Tak ada garis yang terbentuk secara kebetulan namun ini kuasa alam, ya atau bahkan Zhachza menolak itu sudah menjadi kehidupannya sekarang. Dipersunting oleh orang kaya raya juga baik seperti David merupakan keadaan yang masih sulit diterima, tapi kali ini justru sebuah bencana lain muncul ke permukaan di dalam rumah tangga. Richard. Pria yang sudah 2 kali menculiknya, membawa ia ke dalam ruang-ruang asing menakutkan. Pria dengan manik mata penuh maksud tertentu atas dirinya.
Sebuah kerahasiaan terbenam semenjak kematian ibunya, sebuah perasaan terkubur dalam-dalam merasa telah kehilangan sosok itu, Richard merindukan masa di mana ibu dan ayahnya sering tertawa kemudian akan memanjakannya dengan celoteh atas pengalaman juga kesenangan mereka. Kini, situasi itu hilang entah tak ada tempat yang bisa menguasai kebahagiaan.
“Kenapa diam? Nanti masakannya bisa dingin,” Zhachza mencoba memecah keheningan di antara kegelisahan David juga Richard yang hanya menyangga dagu dengan kedua telapak tangan saling mengepal. “Aku perlu mengambil satu porsi untuk kalian?”
Sepi, Zhachza sudah melenyapkan perasaan takut meski itu sia-sia namun pada dasarnya ia juga menjaga agar David tidak mengetahui apa yang terjadi padanya dan Richard. “Oh baiklah, aku saja yang memilih menu di sini ya untuk kalian berdua.”
“Tidak perlu, tanganku masih bisa berguna untuk melakukan apapun termasuk…,”
“Cukup!” David mencegah kata-kata yang pastinya akan keluar dari pikiran tidak menyenangkan seorang Richard. “Ambil saja yang menurutmu enak, makan lalu kau ikut Daddy!”
Bukan ini sebuah pengorbanan yang ingin didapatkan Zhachza saat menikah dengan seorang duda memiliki seorang anak, kehidupan dulu bukan sebuah keadaan menyenangkan dan seharusnya Zhachza bisa bernapas lega karena perubahan saat menjadi istri Divano. “Aku… Akan mengambil makanan ini untukmu.”
Meski sikap itu manis tapi Richard masih membenci, terutama karena Zhachza adalah ibu tirinya saat ini. “Aku sudah bilang tanganku bisa berbuat apa saja termasuk menyingkirkan orang berbuat kebaikan palsu.”
David berdehem lalu mencegah tangan Zhachza untuk memberikan satu sendok masakan ke piring Richard, ia tersenyum sebagai tanda semua itu tidak perlu lagipula David malas melihat anaknya bersikap demikian lalu berbuat ulah.

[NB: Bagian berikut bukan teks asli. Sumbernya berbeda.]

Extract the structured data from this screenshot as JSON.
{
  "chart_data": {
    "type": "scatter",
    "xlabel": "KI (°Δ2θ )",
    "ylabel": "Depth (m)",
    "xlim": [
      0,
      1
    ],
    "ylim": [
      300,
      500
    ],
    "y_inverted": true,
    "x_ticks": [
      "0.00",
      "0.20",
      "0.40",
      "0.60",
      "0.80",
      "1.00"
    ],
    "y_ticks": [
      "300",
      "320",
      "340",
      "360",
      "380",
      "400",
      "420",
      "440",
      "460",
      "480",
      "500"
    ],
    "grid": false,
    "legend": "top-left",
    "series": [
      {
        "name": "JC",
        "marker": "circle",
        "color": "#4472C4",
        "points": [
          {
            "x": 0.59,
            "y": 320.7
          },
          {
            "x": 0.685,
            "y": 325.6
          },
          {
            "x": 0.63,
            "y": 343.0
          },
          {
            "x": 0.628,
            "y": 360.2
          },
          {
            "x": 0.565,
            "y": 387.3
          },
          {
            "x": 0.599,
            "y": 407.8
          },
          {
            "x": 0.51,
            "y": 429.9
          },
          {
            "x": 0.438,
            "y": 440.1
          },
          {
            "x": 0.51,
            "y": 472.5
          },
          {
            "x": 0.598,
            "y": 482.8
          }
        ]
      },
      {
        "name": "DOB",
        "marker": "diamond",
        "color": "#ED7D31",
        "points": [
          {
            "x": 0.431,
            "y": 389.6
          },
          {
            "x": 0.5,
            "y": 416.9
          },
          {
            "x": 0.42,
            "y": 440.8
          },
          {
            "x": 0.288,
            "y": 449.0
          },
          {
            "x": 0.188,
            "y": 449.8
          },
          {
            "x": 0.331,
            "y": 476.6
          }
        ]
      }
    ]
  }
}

Sudah cukup 1 bulan ini David sudah kehilangan Richard karena pertengkaran mereka pada malam itu, malam yang menjadikan David berbuat kasar kepada anaknya sendiri.
Bukan menuruti apa menjadi sebuah aturan, Richard menyingkirkan celemek di sampingnya lalu bergegas untuk bangkit dan meninggalkan meja makan, tapi atas sikap itu nyatanya David menghalangi dengan meraih pergelangan tangannya. Richard sama sekali tidak ingin ada sebuah perlawanan, ia diam menanti apa saja ucapan yang akan didengar.
“Mau kan ikut Daddy?”
Selalu saja suara lembut itu berasal untuk memberikan ketenangan, Richard melepaskan tangan ayahnya perlahan kemudian ia tersenyum tipis melihat wajah dengan kerutan di area mata itu. “Istrimu butuh waktu untuk mengerti keadaan di keluarga Divano, jadi… Berikan saja waktu Daddy untuknya!”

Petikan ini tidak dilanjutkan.